While things are unusual this Spring Training due to the pandemic and many teams are inviting more top prospects than usual to big league camp, it is still highly rare for a player to get such a prestigious invite less than a year after graduating from high school.

So why did the Red Sox do it?

“As you note, it’s not that common to bring a recent high school Draft pick to big league camp. If you’re going to do it, you need to feel very good about how that player is going to handle himself around veteran players, how mature he is, how he’ll mesh with the group,” said Red Sox chief baseball officer Chaim Bloom. “Needless to say, if we didn’t feel great about those aspects with Nick, he wouldn’t be here.

“This is a unique time, and the pandemic has really impacted what we’ve been able to do with our Minor League players, especially those right out of the Draft. We got some development time with Nick last summer in Pawtucket and instructional league, but not as much as we would have liked. Having him here allows us to make up for that a little bit, and it should be a great experience for him.”

Yorke got his first eye opening experience of the difference between high school and pro baseball at instructional league last fall. He thought he was in good shape, and then the Red Sox gave him a dose of reality.

“I wasn’t in the greatest shape. We set some goals here to lose about 15 pounds before I came back for Spring Training and then I came back and I’ve lost 25 since then,” said Yorke. “Yeah, I put in a lot of work this offseason. I ran a lot, I lifted a lot. Whatever goals they set for me, I hit them, and I’m going to try to set new ones and keep hitting those.”

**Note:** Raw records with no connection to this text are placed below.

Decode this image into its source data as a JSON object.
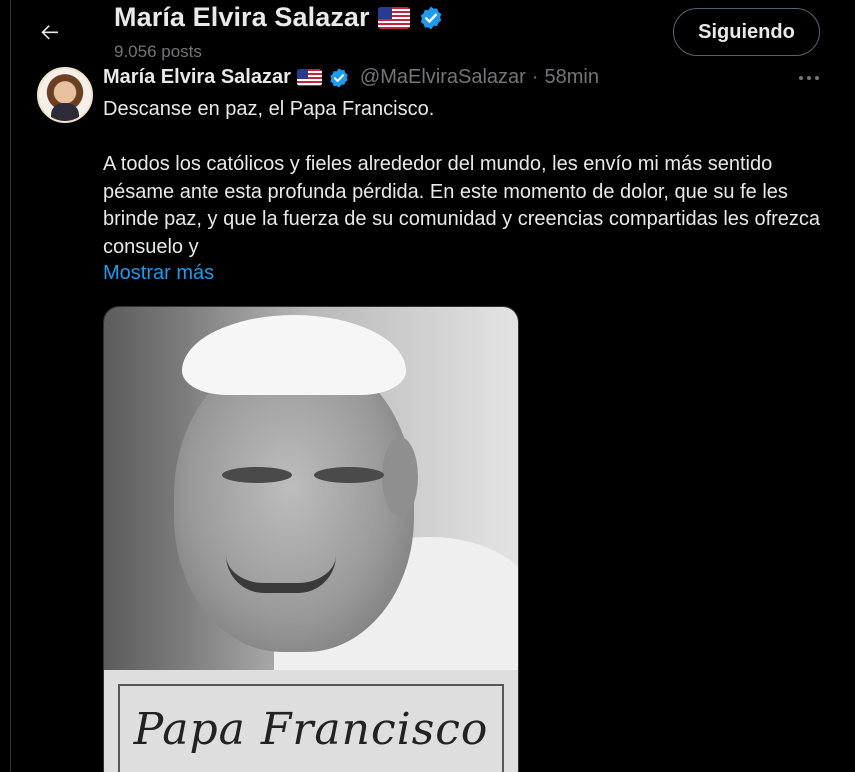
{
  "header": {
    "back_icon": "arrow-left-icon",
    "title": "María Elvira Salazar",
    "flag_icon": "us-flag-icon",
    "verified_icon": "verified-badge-icon",
    "post_count": "9.056 posts",
    "follow_label": "Siguiendo"
  },
  "tweet": {
    "author_name": "María Elvira Salazar",
    "handle": "@MaElviraSalazar",
    "separator": "·",
    "time": "58min",
    "more_icon": "more-horizontal-icon",
    "text_line_1": "Descanse en paz, el Papa Francisco.",
    "text_paragraph_2": "A todos los católicos y fieles alrededor del mundo, les envío mi más sentido pésame ante esta profunda pérdida. En este momento de dolor, que su fe les brinde paz, y que la fuerza de su comunidad y creencias compartidas les ofrezca consuelo y",
    "show_more": "Mostrar más",
    "media_caption": "Papa Francisco"
  },
  "colors": {
    "background": "#000000",
    "text": "#e7e9ea",
    "muted": "#71767b",
    "link": "#1d9bf0",
    "verified": "#1d9bf0",
    "border": "#2f3336"
  }
}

Manager Alex Cora noticed Yorke’s physique. In fact, when Cora got his first glimpse of him in the batting cage, he didn’t realize he was looking at the 18-year-old who was drafted. Cora was looking at someone with a physique and a swing that would suggest he was older.

“It made me feel old,” quipped Cora. “[My daughter] Camila turns 18 in March. It’s like, ‘Wow, this is unreal.’ I saw him a few days ago in the batting cage and he’s lost some weight, he’s in a better place physically. He's a tall, strong kid. That was impressive. I looked and was like, ‘Who’s this kid?’ They told me, and I was like, ‘Wow, that’s impressive.’”

Cora then quizzed the kid and asked him who he was going to follow around this spring. Yorke batted .500 on the question, answering with Enrique Hernández and J.D. Martinez.

Martinez, Cora noted, is way too complex a hitter for Yorke to properly emulate at this point in his development.

“[Cora] was like, ‘Yeah, follow [Xander] Bogaerts around. Have Bogaerts put a leash around you. Just follow him around, and you’re going to pick up as much as you can,’” said Yorke. “I’m 18, and I’m playing with the best that baseball’s got. It’s amazing. It’s fun.”